The Python implementation prioritizes correctness and clarity. For production deployments:
- Use C++ CPU kernels for CPU inference
- Use CUDA kernels for GPU inference
- Expect 2-5x speedup from ternary-specific optimizations
### Memory vs Speed Trade-off
BitLinear offers different configurations for various use cases:
| Configuration | Memory | Accuracy | Speed |
|--------------|--------|----------|-------|
| BitLinear (k=1) | 19x less | Good | Fast |
| MultiTernaryLinear (k=2) | 9.5x less | Better | Medium |
| MultiTernaryLinear (k=3) | 6.3x less | Best | Slower |
## Packing Efficiency
Base-3 packing achieves near-theoretical compression:
- **Theoretical:** log₂(3) ≈ 1.58 bits per ternary value
- **Actual:** 5 ternary values per byte (1.6 bits per value)

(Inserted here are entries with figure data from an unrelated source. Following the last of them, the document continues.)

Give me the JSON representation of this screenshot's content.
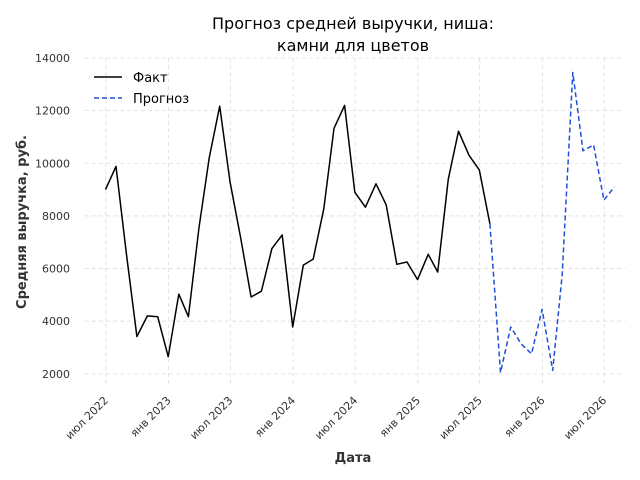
{
  "chart_data": {
    "type": "line",
    "title_lines": [
      "Прогноз средней выручки, ниша:",
      "камни для цветов"
    ],
    "xlabel": "Дата",
    "ylabel": "Средняя выручка, руб.",
    "ylim": [
      1500,
      14000
    ],
    "yticks": [
      2000,
      4000,
      6000,
      8000,
      10000,
      12000,
      14000
    ],
    "xlim": [
      "2022-05-01",
      "2026-08-31"
    ],
    "xticks": [
      {
        "date": "2022-07-01",
        "label": "июл 2022"
      },
      {
        "date": "2023-01-01",
        "label": "янв 2023"
      },
      {
        "date": "2023-07-01",
        "label": "июл 2023"
      },
      {
        "date": "2024-01-01",
        "label": "янв 2024"
      },
      {
        "date": "2024-07-01",
        "label": "июл 2024"
      },
      {
        "date": "2025-01-01",
        "label": "янв 2025"
      },
      {
        "date": "2025-07-01",
        "label": "июл 2025"
      },
      {
        "date": "2026-01-01",
        "label": "янв 2026"
      },
      {
        "date": "2026-07-01",
        "label": "июл 2026"
      }
    ],
    "grid": true,
    "legend_position": "top-left",
    "series": [
      {
        "name": "Факт",
        "color": "#000000",
        "style": "solid",
        "points": [
          [
            "2022-06-30",
            9000
          ],
          [
            "2022-07-31",
            9880
          ],
          [
            "2022-08-31",
            6500
          ],
          [
            "2022-09-30",
            3420
          ],
          [
            "2022-10-31",
            4200
          ],
          [
            "2022-11-30",
            4170
          ],
          [
            "2022-12-31",
            2650
          ],
          [
            "2023-01-31",
            5030
          ],
          [
            "2023-02-28",
            4170
          ],
          [
            "2023-03-31",
            7530
          ],
          [
            "2023-04-30",
            10200
          ],
          [
            "2023-05-31",
            12170
          ],
          [
            "2023-06-30",
            9300
          ],
          [
            "2023-07-31",
            7180
          ],
          [
            "2023-08-31",
            4920
          ],
          [
            "2023-09-30",
            5140
          ],
          [
            "2023-10-31",
            6760
          ],
          [
            "2023-11-30",
            7280
          ],
          [
            "2023-12-31",
            3780
          ],
          [
            "2024-01-31",
            6130
          ],
          [
            "2024-02-29",
            6360
          ],
          [
            "2024-03-31",
            8270
          ],
          [
            "2024-04-30",
            11330
          ],
          [
            "2024-05-31",
            12200
          ],
          [
            "2024-06-30",
            8900
          ],
          [
            "2024-07-31",
            8330
          ],
          [
            "2024-08-31",
            9220
          ],
          [
            "2024-09-30",
            8420
          ],
          [
            "2024-10-31",
            6160
          ],
          [
            "2024-11-30",
            6250
          ],
          [
            "2024-12-31",
            5580
          ],
          [
            "2025-01-31",
            6540
          ],
          [
            "2025-02-28",
            5870
          ],
          [
            "2025-03-31",
            9400
          ],
          [
            "2025-04-30",
            11220
          ],
          [
            "2025-05-31",
            10300
          ],
          [
            "2025-06-30",
            9750
          ],
          [
            "2025-07-31",
            7700
          ]
        ]
      },
      {
        "name": "Прогноз",
        "color": "#1f4fd8",
        "style": "dashed",
        "points": [
          [
            "2025-07-31",
            7700
          ],
          [
            "2025-08-31",
            2050
          ],
          [
            "2025-09-30",
            3780
          ],
          [
            "2025-10-31",
            3130
          ],
          [
            "2025-11-30",
            2760
          ],
          [
            "2025-12-31",
            4450
          ],
          [
            "2026-01-31",
            2130
          ],
          [
            "2026-02-28",
            5770
          ],
          [
            "2026-03-31",
            13450
          ],
          [
            "2026-04-30",
            10470
          ],
          [
            "2026-05-31",
            10700
          ],
          [
            "2026-06-30",
            8600
          ],
          [
            "2026-07-31",
            9100
          ]
        ]
      }
    ]
  }
}
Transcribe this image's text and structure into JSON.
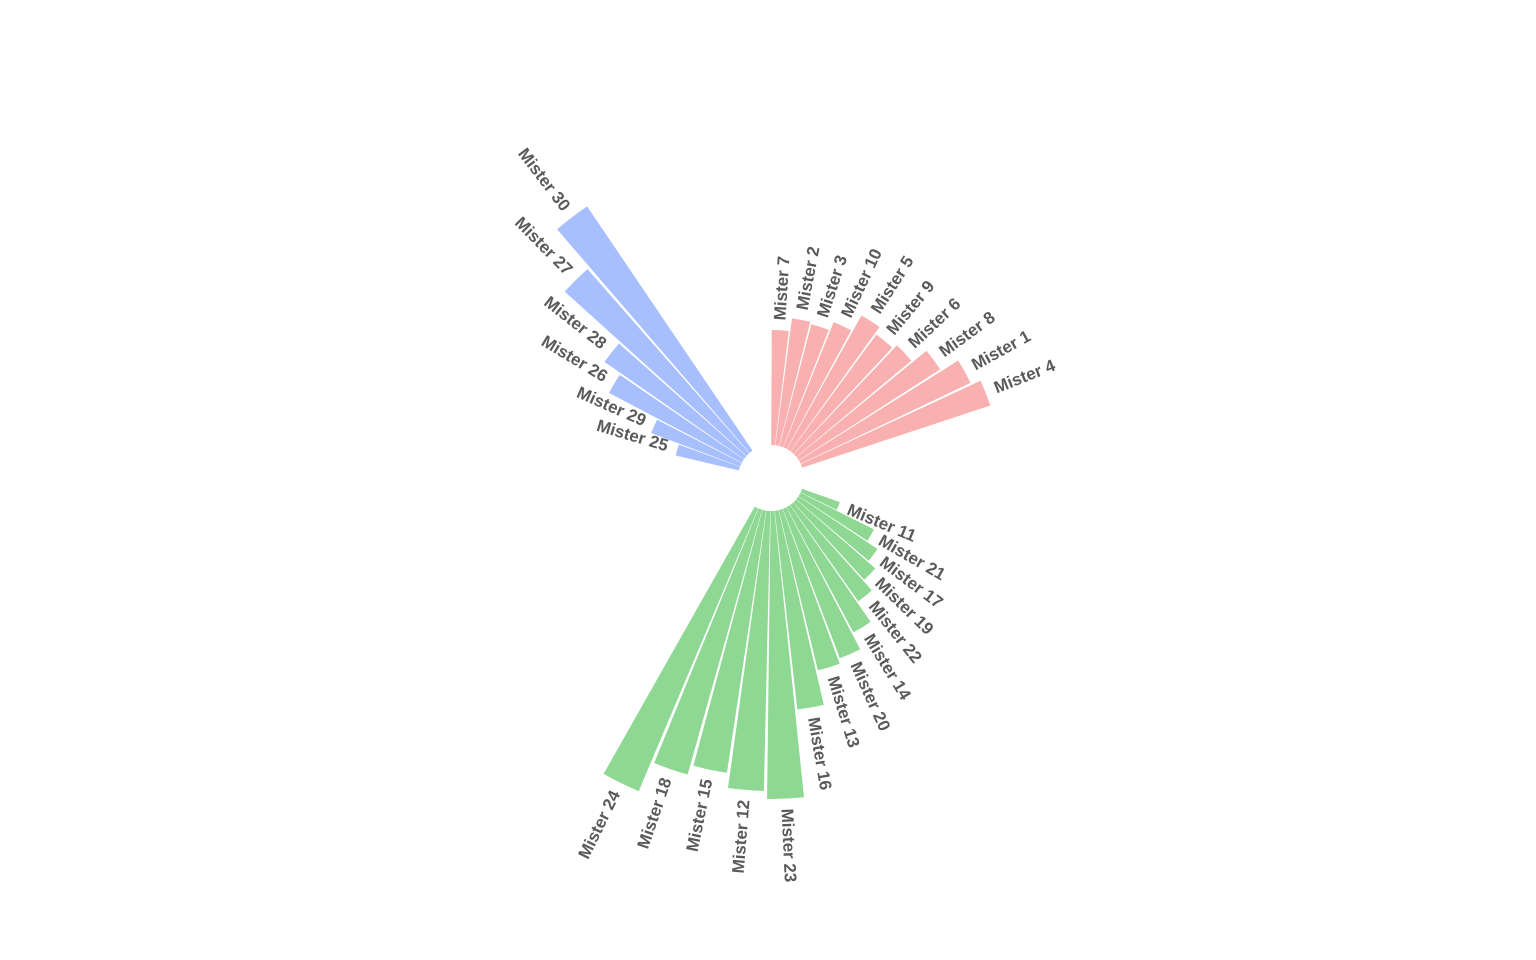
{
  "chart_data": {
    "type": "bar",
    "layout": "circular",
    "title": "",
    "colors": {
      "group_a": "#f8b0b0",
      "group_b": "#8ed893",
      "group_c": "#a8bffd"
    },
    "groups": [
      {
        "key": "group_a",
        "color": "#f8b0b0",
        "categories": [
          "Mister 7",
          "Mister 2",
          "Mister 3",
          "Mister 10",
          "Mister 5",
          "Mister 9",
          "Mister 6",
          "Mister 8",
          "Mister 1",
          "Mister 4"
        ],
        "values": [
          115,
          128,
          126,
          135,
          153,
          145,
          150,
          168,
          188,
          198
        ]
      },
      {
        "key": "group_b",
        "color": "#8ed893",
        "categories": [
          "Mister 11",
          "Mister 21",
          "Mister 17",
          "Mister 19",
          "Mister 22",
          "Mister 14",
          "Mister 20",
          "Mister 13",
          "Mister 16",
          "Mister 23",
          "Mister 12",
          "Mister 15",
          "Mister 18",
          "Mister 24"
        ],
        "values": [
          40,
          82,
          95,
          105,
          118,
          142,
          160,
          165,
          200,
          288,
          280,
          265,
          275,
          307
        ]
      },
      {
        "key": "group_c",
        "color": "#a8bffd",
        "categories": [
          "Mister 25",
          "Mister 29",
          "Mister 26",
          "Mister 28",
          "Mister 27",
          "Mister 30"
        ],
        "values": [
          65,
          95,
          150,
          170,
          245,
          295
        ]
      }
    ]
  }
}
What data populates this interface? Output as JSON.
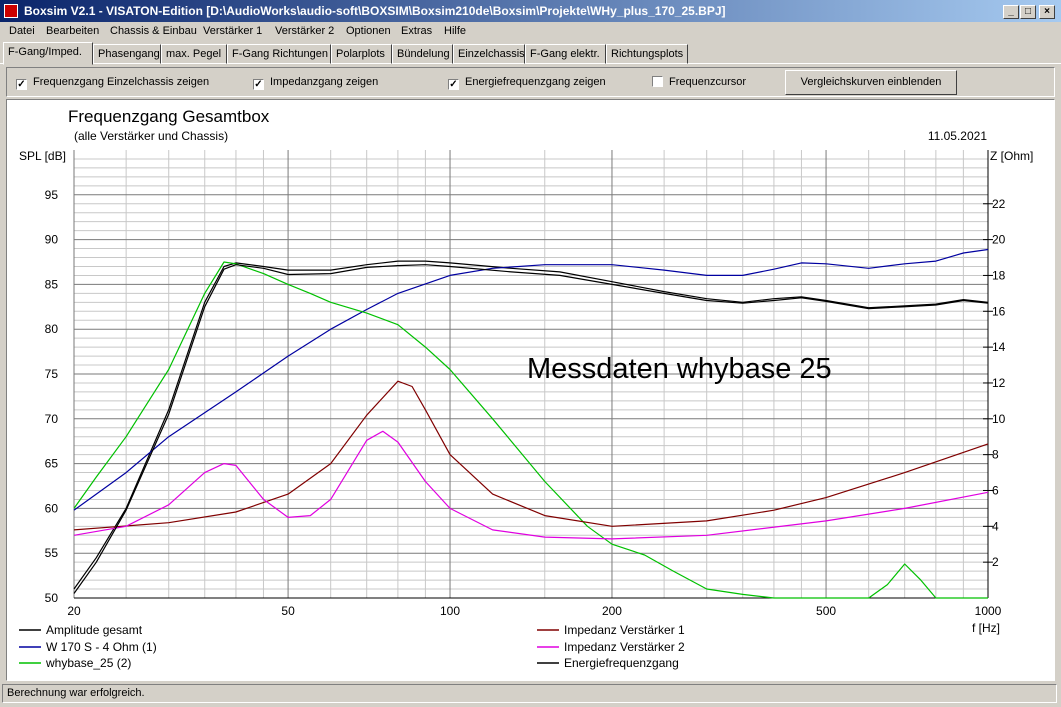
{
  "window": {
    "title": "Boxsim V2.1 - VISATON-Edition [D:\\AudioWorks\\audio-soft\\BOXSIM\\Boxsim210de\\Boxsim\\Projekte\\WHy_plus_170_25.BPJ]",
    "minimize_glyph": "_",
    "maximize_glyph": "□",
    "close_glyph": "×"
  },
  "menu": [
    "Datei",
    "Bearbeiten",
    "Chassis & Einbau",
    "Verstärker 1",
    "Verstärker 2",
    "Optionen",
    "Extras",
    "Hilfe"
  ],
  "tabs": [
    "F-Gang/Imped.",
    "Phasengang",
    "max. Pegel",
    "F-Gang Richtungen",
    "Polarplots",
    "Bündelung",
    "Einzelchassis",
    "F-Gang elektr.",
    "Richtungsplots"
  ],
  "active_tab": 0,
  "options": [
    {
      "label": "Frequenzgang Einzelchassis zeigen",
      "checked": true
    },
    {
      "label": "Impedanzgang zeigen",
      "checked": true
    },
    {
      "label": "Energiefrequenzgang zeigen",
      "checked": true
    },
    {
      "label": "Frequenzcursor",
      "checked": false
    }
  ],
  "check_glyph": "✓",
  "compare_button": "Vergleichskurven einblenden",
  "status": "Berechnung war erfolgreich.",
  "chart_data": {
    "type": "line",
    "title": "Frequenzgang Gesamtbox",
    "subtitle": "(alle Verstärker und Chassis)",
    "date": "11.05.2021",
    "annotation": "Messdaten whybase 25",
    "xlabel": "f [Hz]",
    "ylabel": "SPL [dB]",
    "y2label": "Z [Ohm]",
    "xscale": "log",
    "xlim": [
      20,
      1000
    ],
    "ylim": [
      50,
      100
    ],
    "y2lim": [
      0,
      25
    ],
    "x_ticks": [
      20,
      50,
      100,
      200,
      500,
      1000
    ],
    "y_ticks": [
      50,
      55,
      60,
      65,
      70,
      75,
      80,
      85,
      90,
      95
    ],
    "y2_ticks": [
      2,
      4,
      6,
      8,
      10,
      12,
      14,
      16,
      18,
      20,
      22
    ],
    "grid": true,
    "series": [
      {
        "name": "Amplitude gesamt",
        "color": "#000000",
        "axis": "left",
        "points": [
          [
            20,
            51
          ],
          [
            22,
            54.5
          ],
          [
            25,
            60
          ],
          [
            30,
            71
          ],
          [
            35,
            83
          ],
          [
            38,
            87
          ],
          [
            40,
            87.4
          ],
          [
            45,
            87
          ],
          [
            50,
            86.6
          ],
          [
            60,
            86.6
          ],
          [
            70,
            87.2
          ],
          [
            80,
            87.6
          ],
          [
            90,
            87.6
          ],
          [
            100,
            87.4
          ],
          [
            130,
            86.8
          ],
          [
            160,
            86.4
          ],
          [
            200,
            85.3
          ],
          [
            250,
            84.2
          ],
          [
            300,
            83.4
          ],
          [
            350,
            83
          ],
          [
            400,
            83.4
          ],
          [
            450,
            83.6
          ],
          [
            500,
            83.2
          ],
          [
            600,
            82.4
          ],
          [
            700,
            82.6
          ],
          [
            800,
            82.8
          ],
          [
            900,
            83.3
          ],
          [
            1000,
            83
          ]
        ]
      },
      {
        "name": "W 170 S - 4 Ohm (1)",
        "color": "#0000a0",
        "axis": "left",
        "points": [
          [
            20,
            59.8
          ],
          [
            25,
            64
          ],
          [
            30,
            68
          ],
          [
            40,
            73
          ],
          [
            50,
            77
          ],
          [
            60,
            80
          ],
          [
            70,
            82.2
          ],
          [
            80,
            84
          ],
          [
            100,
            86
          ],
          [
            120,
            86.8
          ],
          [
            150,
            87.2
          ],
          [
            200,
            87.2
          ],
          [
            250,
            86.6
          ],
          [
            300,
            86
          ],
          [
            350,
            86
          ],
          [
            400,
            86.7
          ],
          [
            450,
            87.4
          ],
          [
            500,
            87.3
          ],
          [
            600,
            86.8
          ],
          [
            700,
            87.3
          ],
          [
            800,
            87.6
          ],
          [
            900,
            88.5
          ],
          [
            1000,
            88.9
          ]
        ]
      },
      {
        "name": "whybase_25 (2)",
        "color": "#00c000",
        "axis": "left",
        "points": [
          [
            20,
            60
          ],
          [
            22,
            63.5
          ],
          [
            25,
            68
          ],
          [
            30,
            75.5
          ],
          [
            35,
            84
          ],
          [
            38,
            87.5
          ],
          [
            40,
            87.3
          ],
          [
            45,
            86.2
          ],
          [
            50,
            85
          ],
          [
            55,
            84
          ],
          [
            60,
            83
          ],
          [
            70,
            81.8
          ],
          [
            80,
            80.5
          ],
          [
            90,
            78
          ],
          [
            100,
            75.5
          ],
          [
            120,
            70
          ],
          [
            150,
            63
          ],
          [
            180,
            58
          ],
          [
            200,
            56
          ],
          [
            230,
            54.8
          ],
          [
            260,
            53
          ],
          [
            300,
            51
          ],
          [
            350,
            50.4
          ],
          [
            400,
            50
          ],
          [
            500,
            50
          ],
          [
            600,
            50
          ],
          [
            650,
            51.5
          ],
          [
            700,
            53.8
          ],
          [
            750,
            52
          ],
          [
            800,
            50
          ],
          [
            1000,
            50
          ]
        ]
      },
      {
        "name": "Impedanz Verstärker 1",
        "color": "#800000",
        "axis": "right",
        "points": [
          [
            20,
            3.8
          ],
          [
            30,
            4.2
          ],
          [
            40,
            4.8
          ],
          [
            50,
            5.8
          ],
          [
            60,
            7.5
          ],
          [
            70,
            10.2
          ],
          [
            80,
            12.1
          ],
          [
            85,
            11.8
          ],
          [
            90,
            10.5
          ],
          [
            100,
            8
          ],
          [
            120,
            5.8
          ],
          [
            150,
            4.6
          ],
          [
            200,
            4
          ],
          [
            300,
            4.3
          ],
          [
            400,
            4.9
          ],
          [
            500,
            5.6
          ],
          [
            700,
            7
          ],
          [
            1000,
            8.6
          ]
        ]
      },
      {
        "name": "Impedanz Verstärker 2",
        "color": "#e000e0",
        "axis": "right",
        "points": [
          [
            20,
            3.5
          ],
          [
            25,
            4
          ],
          [
            30,
            5.2
          ],
          [
            35,
            7
          ],
          [
            38,
            7.5
          ],
          [
            40,
            7.4
          ],
          [
            45,
            5.5
          ],
          [
            50,
            4.5
          ],
          [
            55,
            4.6
          ],
          [
            60,
            5.5
          ],
          [
            70,
            8.8
          ],
          [
            75,
            9.3
          ],
          [
            80,
            8.7
          ],
          [
            90,
            6.5
          ],
          [
            100,
            5
          ],
          [
            120,
            3.8
          ],
          [
            150,
            3.4
          ],
          [
            200,
            3.3
          ],
          [
            300,
            3.5
          ],
          [
            500,
            4.3
          ],
          [
            700,
            5
          ],
          [
            1000,
            5.9
          ]
        ]
      },
      {
        "name": "Energiefrequenzgang",
        "color": "#000000",
        "axis": "left",
        "points": [
          [
            20,
            50.5
          ],
          [
            22,
            54
          ],
          [
            25,
            59.8
          ],
          [
            30,
            70.5
          ],
          [
            35,
            82.5
          ],
          [
            38,
            86.7
          ],
          [
            40,
            87.2
          ],
          [
            45,
            86.8
          ],
          [
            50,
            86.1
          ],
          [
            60,
            86.2
          ],
          [
            70,
            86.9
          ],
          [
            80,
            87.1
          ],
          [
            90,
            87.2
          ],
          [
            100,
            87
          ],
          [
            130,
            86.4
          ],
          [
            160,
            86
          ],
          [
            200,
            85
          ],
          [
            250,
            84
          ],
          [
            300,
            83.2
          ],
          [
            350,
            82.9
          ],
          [
            400,
            83.2
          ],
          [
            450,
            83.5
          ],
          [
            500,
            83.1
          ],
          [
            600,
            82.3
          ],
          [
            700,
            82.5
          ],
          [
            800,
            82.7
          ],
          [
            900,
            83.2
          ],
          [
            1000,
            82.9
          ]
        ]
      }
    ]
  }
}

- **Efficiency:** 98.8% of theoretical maximum
### Packing Details
- Ternary values {-1, 0, +1} mapped to {0, 1, 2}
- 5 values packed per byte: d₀ + 3d₁ + 9d₂ + 27d₃ + 81d₄
- Maximum packed value: 242 < 256 (fits in uint8)
## Use Cases
### Ideal For:
- **Edge Deployment:** Reduced memory footprint for mobile/embedded devices
- **Large Models:** Significant savings for billion-parameter models
- **Inference:** Production serving with memory constraints
- **Research:** Exploring ultra-low-precision neural networks
### Considerations:
- **Training:** Requires quantization-aware training (QAT) for best results
- **Accuracy:** ~3-5% accuracy drop acceptable for many applications
- **Speed:** Python implementation slower; use C++/CUDA for production
## Benchmarking
Run benchmarks yourself:
```bash
# Memory compression analysis
python benchmarks/benchmark_memory.py
# Performance comparison
python benchmarks/benchmark_performance.py
```
## Comparison with Other Methods
| Method | Bits/Weight | Compression | Accuracy | Implementation |
|--------|-------------|-------------|----------|----------------|
| Float32 | 32 | 1x | Baseline | Standard |
| Float16 | 16 | 2x | ~Baseline | Standard |
| INT8 | 8 | 4x | High | Quantization |
| **BitLinear** | **1.58** | **~19x** | **Good** | **Ternary** |
## References
- **BitNet Paper:** [Scaling 1-bit Transformers for Large Language Models](https://arxiv.org/abs/2310.11453)
- **JMLR Paper:** [Ternary Representations of Neural Networks](https://jmlr.org/papers/volume26/24-2050/24-2050.pdf)
## Reproducing Results
All benchmarks were run on:
- CPU: AMD Ryzen 9 9950x3d
- GPU: RTX 5090
- PyTorch: 2.9.1+cpu
- Python: 3.13
- CUDA: 12.5
Results may vary based on hardware and PyTorch version.